According to Schmidle, as many as a dozen times.
"The Abbottabad raid was not DEVGRU's maiden venture into Pakistan, either," he writes. "The team had surreptitiously entered the country on ten to twelve previous occasions, according to a special-operations officer who is deeply familiar with the bin Laden raid. Most of those missions were forays into North and South Waziristan, where many military and intelligence analysts had thought that bin Laden and other Al Qaeda leaders were hiding."
Indeed, the raid that killed bin Laden itself was described as basically so ordinary by the special operations team's standards, Schmidle recounts, that a Defense Department officer described the nighttime raid to Schmidle as "mowing the lawn":
"After a few minutes, the twelve SEALs inside helo one recovered their bearings and calmly relayed on the radio that they were proceeding with the raid," Schmidle reports. "They had conducted so many operations over the past nine years that few things caught them off guard. .... This was one of almost two thousand missions that have been conducted over the last couple of years, night after night.' He likened the routine of evening raids to 'mowing the lawn.' On the night of May 1st alone, special-operations forces based in Afghanistan conducted twelve other missions; according to the official, those operations captured or killed between fifteen and twenty targets. 'Most of the missions take off and go left,' he said. 'This one took off and went right.'"

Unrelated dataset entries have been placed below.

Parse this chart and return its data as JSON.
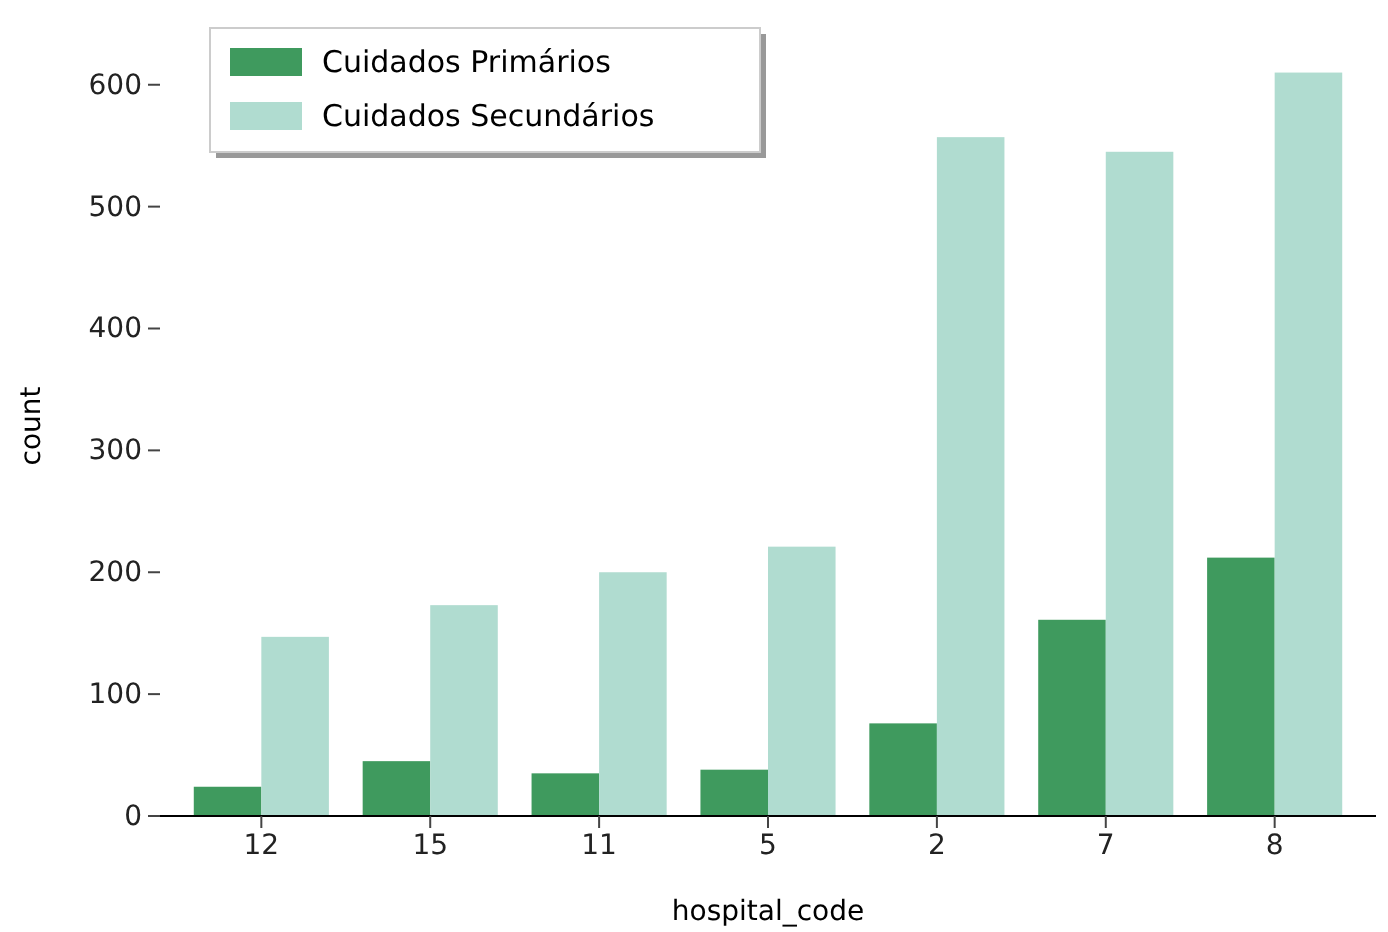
{
  "chart_data": {
    "type": "bar",
    "xlabel": "hospital_code",
    "ylabel": "count",
    "categories": [
      "12",
      "15",
      "11",
      "5",
      "2",
      "7",
      "8"
    ],
    "series": [
      {
        "name": "Cuidados Primários",
        "color": "#3f9a5e",
        "values": [
          24,
          45,
          35,
          38,
          76,
          161,
          212
        ]
      },
      {
        "name": "Cuidados Secundários",
        "color": "#b0dcd0",
        "values": [
          147,
          173,
          200,
          221,
          557,
          545,
          610
        ]
      }
    ],
    "ylim": [
      0,
      640
    ],
    "yticks": [
      0,
      100,
      200,
      300,
      400,
      500,
      600
    ],
    "legend": "top left",
    "grid": false
  }
}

5) Did Cairo get to meet Obama?
Yes. After the Navy SEAL team leader 'James' mentioned the dog's role in the raid, Obama interrupted, Schmidle recounts:
"There was a dog?" ... James nodded and said that Cairo was in an adjoining room, muzzled, at the request of the Secret Service.
"I want to meet that dog," Obama said.
"If you want to meet the dog, Mr. President, I advise you to bring treats," James joked. Obama went over to pet Cairo, but the dog's muzzle was left on.